Dos años después de su primera visita a la Argentina, para el Pepsi Music 2008, la DMB (Dave Matthews Band), creada en Chalottesville en 1991, vuelve a Buenos Aires, para actuar esta noche en el Luna Park. “Estoy fascinado con la idea de viajar a tocar nuevamente allí, con nuestro propio circo. Así podemos tocar el tiempo que queramos. Dos horas y media, tres o más”, le adelantó el líder de la banda, Dave Matthews, a Clarín , días atrás, desde su casa en Virginia.
¿Qué recuerdos tenés de aquella presentación, donde sufrieron un breve corte de energía? Fue cómico, porque como todo se apagó y el sonido desapareció, decidí bajar hasta las vallas para saludar a la gente. Entonces, una chica con cara de enojada, me increpó: “Yo no vine a saludarte, vine a escuchar la música que tocás.” (Se ríe) Espero que después le hayan explicado que se había cortado la luz. Pero, al margen del percance, fue un gran show. Muy interesante, porque es llamativo lo que sucede con los públicos, tan diferentes según el lugar. Allí encontramos un público muy físico, que bailaba, que hacía ruido, pero que evidentemente también prestaba atención a lo que estaba sonando.
Por entonces, hacía muy poco que había muerto LeRoi Moore, saxofonista de la DMB desde sus comienzos. ¿Cómo evolucionó la banda tras esa desgracia? Cuando él murió, yo perdí a mi amigo, que mientras se rehabilitaba de su accidente estaba obsesionado por ponerse en forma para el tour por Brasil y Argentina. “Yo estaré bien para viajar”, repetía. Entonces, cuando tocamos por primera vez sin LeRoi, en Buenos Aires, sentimos profundamente su ausencia. Pero la banda fue un buen lugar de contención emocional para nosotros. Su muerte fortaleció nuestros vínculos y nuestra devoción por la música.
Tras la gira van a parar por un tiempo. ¿Por qué justo ahora? Hemos trabajado sin parar durante 20 años. Y ya está muy bien. Amamos este trabajo. Antes, cinco, diez o quince años atrás, yo quizá pensé en tomarme un tiempo fuera de la banda, pero sabía que eso podía destruirla. En cambio ahora, la fuerza de nuestros vínculos, de nuestra música y del compromiso que cada uno de nosotros tiene para con los demás integrantes del grupo está en el momento más alto de nuestra vida. Es un buen momento para tomarnos un año.

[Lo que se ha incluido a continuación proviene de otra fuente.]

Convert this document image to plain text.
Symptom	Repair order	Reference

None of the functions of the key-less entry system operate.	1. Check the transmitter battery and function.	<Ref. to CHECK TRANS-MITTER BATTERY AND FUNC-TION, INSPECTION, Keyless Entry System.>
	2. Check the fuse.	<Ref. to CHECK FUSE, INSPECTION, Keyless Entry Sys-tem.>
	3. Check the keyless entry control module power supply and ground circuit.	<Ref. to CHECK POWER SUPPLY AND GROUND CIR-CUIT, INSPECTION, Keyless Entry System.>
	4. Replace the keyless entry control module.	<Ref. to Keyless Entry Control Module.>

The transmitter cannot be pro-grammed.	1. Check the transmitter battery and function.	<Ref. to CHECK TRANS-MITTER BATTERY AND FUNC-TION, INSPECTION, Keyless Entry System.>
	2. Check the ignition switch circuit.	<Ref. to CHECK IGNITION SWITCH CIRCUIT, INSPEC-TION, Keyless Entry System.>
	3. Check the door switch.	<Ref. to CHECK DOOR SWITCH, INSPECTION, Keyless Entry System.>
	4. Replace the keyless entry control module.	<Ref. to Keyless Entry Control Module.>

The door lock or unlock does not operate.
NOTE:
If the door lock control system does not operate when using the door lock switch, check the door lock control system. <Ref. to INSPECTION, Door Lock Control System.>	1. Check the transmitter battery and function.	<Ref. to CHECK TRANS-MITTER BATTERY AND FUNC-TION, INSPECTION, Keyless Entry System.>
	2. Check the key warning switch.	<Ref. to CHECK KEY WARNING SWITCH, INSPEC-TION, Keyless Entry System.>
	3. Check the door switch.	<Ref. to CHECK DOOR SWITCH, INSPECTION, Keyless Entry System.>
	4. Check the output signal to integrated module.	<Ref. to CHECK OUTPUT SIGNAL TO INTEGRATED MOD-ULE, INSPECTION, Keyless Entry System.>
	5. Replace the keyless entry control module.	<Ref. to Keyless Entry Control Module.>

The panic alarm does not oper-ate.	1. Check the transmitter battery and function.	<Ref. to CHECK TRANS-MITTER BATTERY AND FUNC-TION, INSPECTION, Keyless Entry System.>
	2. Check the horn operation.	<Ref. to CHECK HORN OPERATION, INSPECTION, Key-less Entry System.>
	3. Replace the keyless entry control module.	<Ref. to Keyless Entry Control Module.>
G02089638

¿No es una manera de darse por primera vez un tiempo para hacer el duelo por la pérdida de LeRoi? Una de las razones por las cuales la banda siguió tocando después de 2008, fue justamente su muerte. Más allá de que él hubiera querido que siguiéramos, había una necesidad de no separarnos en ese momento. Habría sido difícil volver. Ahora, creo que tendré la posibilidad de pensar no sólo acerca de LeRoi -mi querido amigo-, sino de pensar también más allá de la banda, en la música, la composición.

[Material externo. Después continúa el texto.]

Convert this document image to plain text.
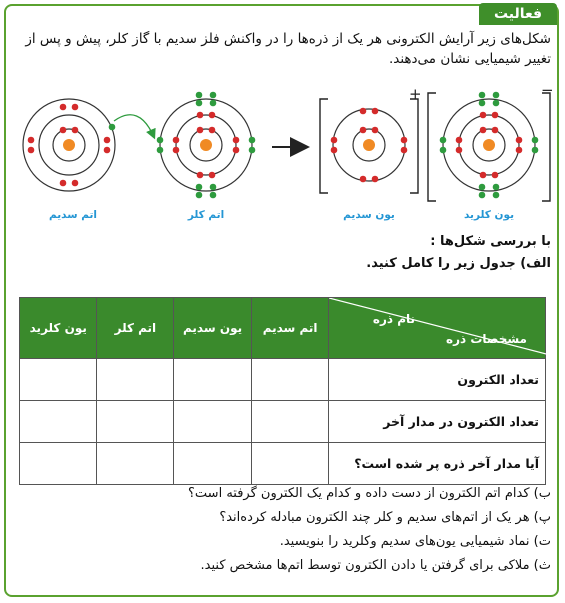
فعالیت
شکل‌های زیر آرایش الکترونی هر یک از ذره‌ها را در واکنش فلز سدیم با گاز کلر، پیش و پس از تغییر شیمیایی نشان می‌دهند.
+	−
اتم سدیم	اتم کلر	یون سدیم	یون کلرید
با بررسی شکل‌ها :
الف) جدول زیر را کامل کنید.
نام ذره
مشخصات ذره	اتم سدیم	یون سدیم	اتم کلر	یون کلرید
تعداد الکترون				
تعداد الکترون در مدار آخر				
آیا مدار آخر ذره پر شده است؟				
ب) کدام اتم الکترون از دست داده و کدام یک الکترون گرفته است؟
پ) هر یک از اتم‌های سدیم و کلر چند الکترون مبادله کرده‌اند؟
ت) نماد شیمیایی یون‌های سدیم وکلرید را بنویسید.
ث) ملاکی برای گرفتن یا دادن الکترون توسط اتم‌ها مشخص کنید.
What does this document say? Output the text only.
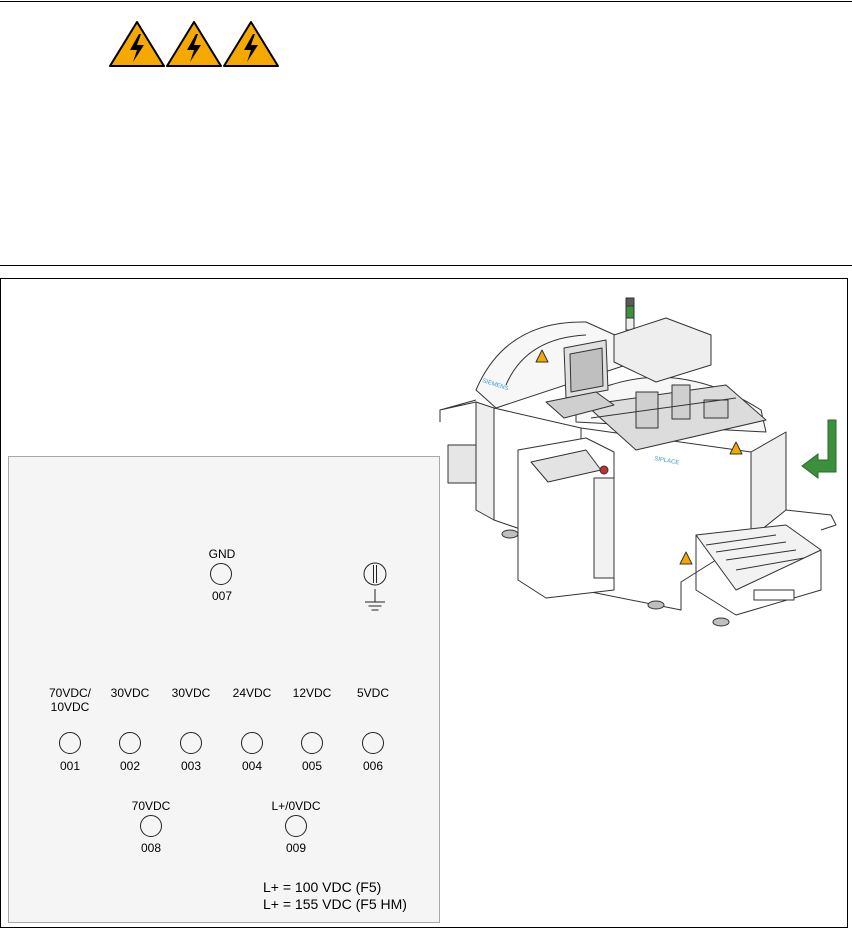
GND
007
70VDC/
10VDC
30VDC 30VDC 24VDC 12VDC 5VDC
001	002	003	004	005	006
70VDC
008
L+/0VDC
009
L+ = 100 VDC (F5)
L+ = 155 VDC (F5 HM)
SIEMENS
SIPLACE
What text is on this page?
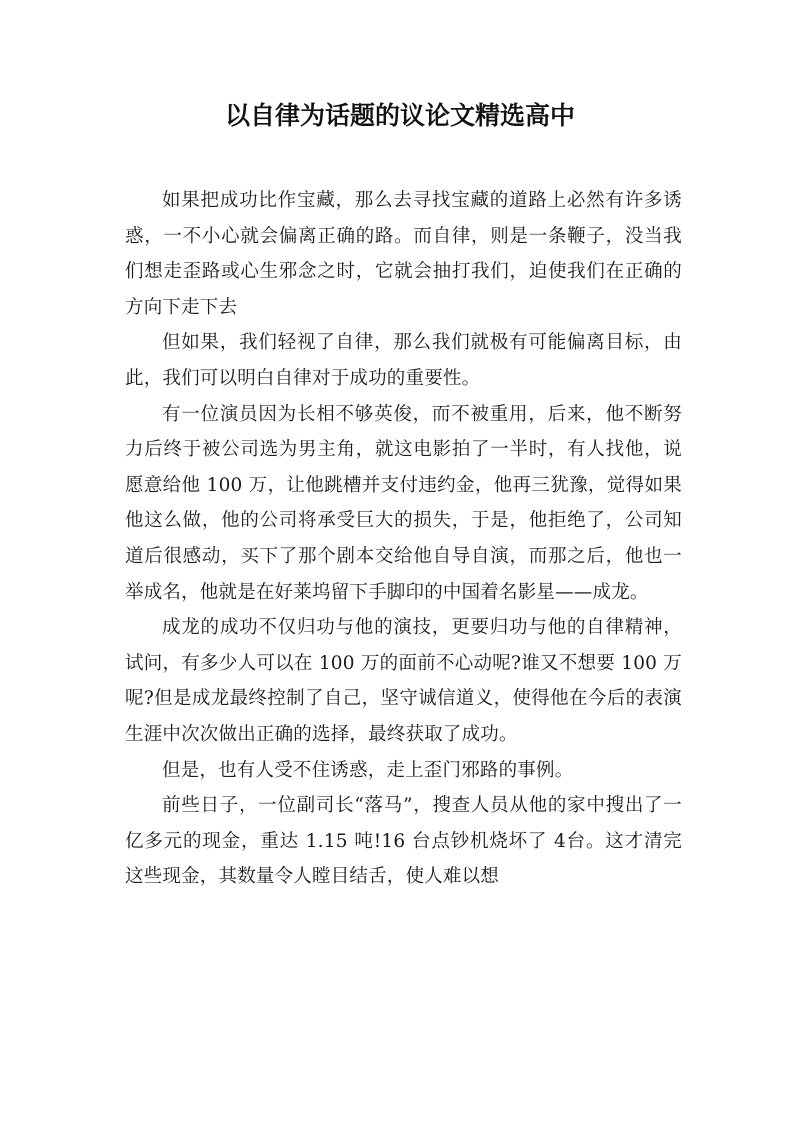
以自律为话题的议论文精选高中

如果把成功比作宝藏，那么去寻找宝藏的道路上必然有许多诱惑，一不小心就会偏离正确的路。而自律，则是一条鞭子，没当我们想走歪路或心生邪念之时，它就会抽打我们，迫使我们在正确的方向下走下去

但如果，我们轻视了自律，那么我们就极有可能偏离目标，由此，我们可以明白自律对于成功的重要性。

有一位演员因为长相不够英俊，而不被重用，后来，他不断努力后终于被公司选为男主角，就这电影拍了一半时，有人找他，说愿意给他 100 万，让他跳槽并支付违约金，他再三犹豫，觉得如果他这么做，他的公司将承受巨大的损失，于是，他拒绝了，公司知道后很感动，买下了那个剧本交给他自导自演，而那之后，他也一举成名，他就是在好莱坞留下手脚印的中国着名影星——成龙。

成龙的成功不仅归功与他的演技，更要归功与他的自律精神，试问，有多少人可以在 100 万的面前不心动呢?谁又不想要 100 万呢?但是成龙最终控制了自己，坚守诚信道义，使得他在今后的表演生涯中次次做出正确的选择，最终获取了成功。

但是，也有人受不住诱惑，走上歪门邪路的事例。

前些日子，一位副司长“落马”，搜查人员从他的家中搜出了一亿多元的现金，重达 1.15 吨!16 台点钞机烧坏了 4台。这才清完这些现金，其数量令人瞠目结舌，使人难以想
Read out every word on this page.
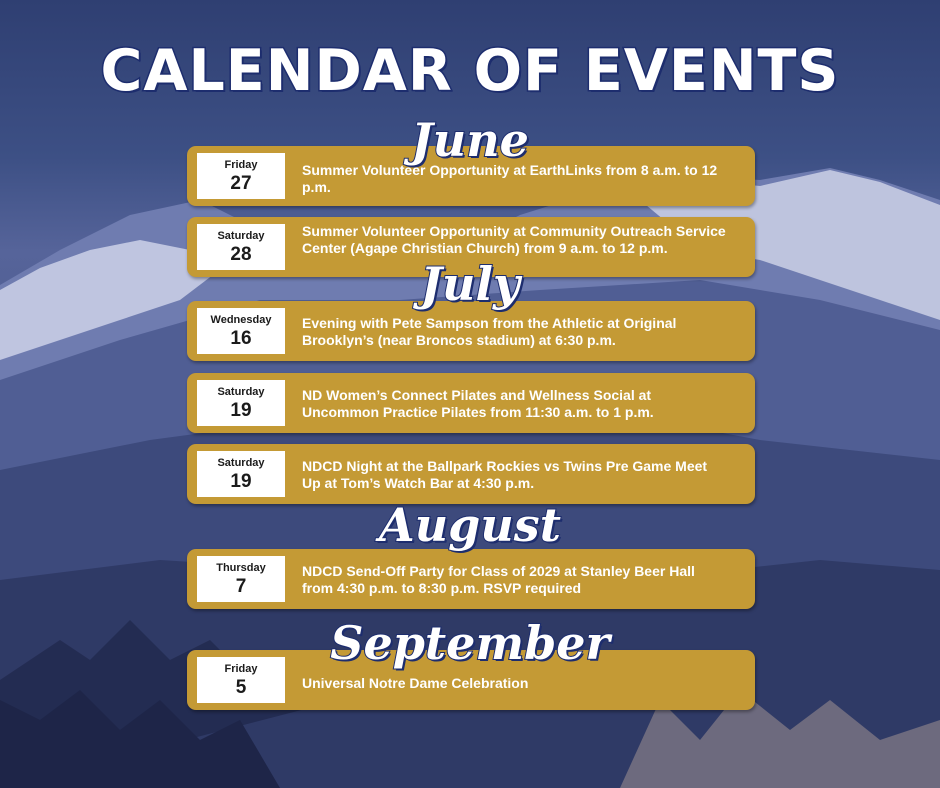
CALENDAR OF EVENTS
June
Friday
27
Summer Volunteer Opportunity at EarthLinks from 8 a.m. to 12 p.m.
Saturday
28
Summer Volunteer Opportunity at Community Outreach Service Center (Agape Christian Church) from 9 a.m. to 12 p.m.
July
Wednesday
16
Evening with Pete Sampson from the Athletic at Original Brooklyn’s (near Broncos stadium) at 6:30 p.m.
Saturday
19
ND Women’s Connect Pilates and Wellness Social at Uncommon Practice Pilates from 11:30 a.m. to 1 p.m.
Saturday
19
NDCD Night at the Ballpark Rockies vs Twins Pre Game Meet Up at Tom’s Watch Bar at 4:30 p.m.
August
Thursday
7
NDCD Send-Off Party for Class of 2029 at Stanley Beer Hall from 4:30 p.m. to 8:30 p.m. RSVP required
September
Friday
5	Universal Notre Dame Celebration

En 2008, Barack Obama estaba a punto de asumir. ¿Cuál es tu opinión de su gestión? No puedo negar que estoy un poco decepcionado. Pero la decepción es relativa. En este país, los grandes medios, como Fox y CNN son muy deshonestos. No mienten abiertamente, pero editan la realidad de tal manera que terminan difundiendo una mentira. Este país está muy enojado. La derecha, aquí, está muy enojada, en pie de guerra. Y aunque Obama enfrenta terribles presiones, eso no impide yo que quiera que él también se enoje y diga que estas compañías son mentirosas, y que están promoviendo el enfrentamiento entre la gente. Pero, los políticos son tan grotescamente negados para debatir, conversar, ponerse de acuerdo, que es muy difícil lograr que algo suceda. Y ver eso me deprime. Creo que Obama está trabajando duramente para que las cosas mejoren. Pero creo que no se mete como debiera con todo ese montón de mierda. Espero que en los próximos dos años uno pueda ver que algunas cosas al fin se han hecho.
Algo más acerca del concierto: ¿Ya sabés cuál será el repertorio, o lo vas a decidir tres horas antes de salir a tocar? No. Puede que lo haga dos horas antes. O una.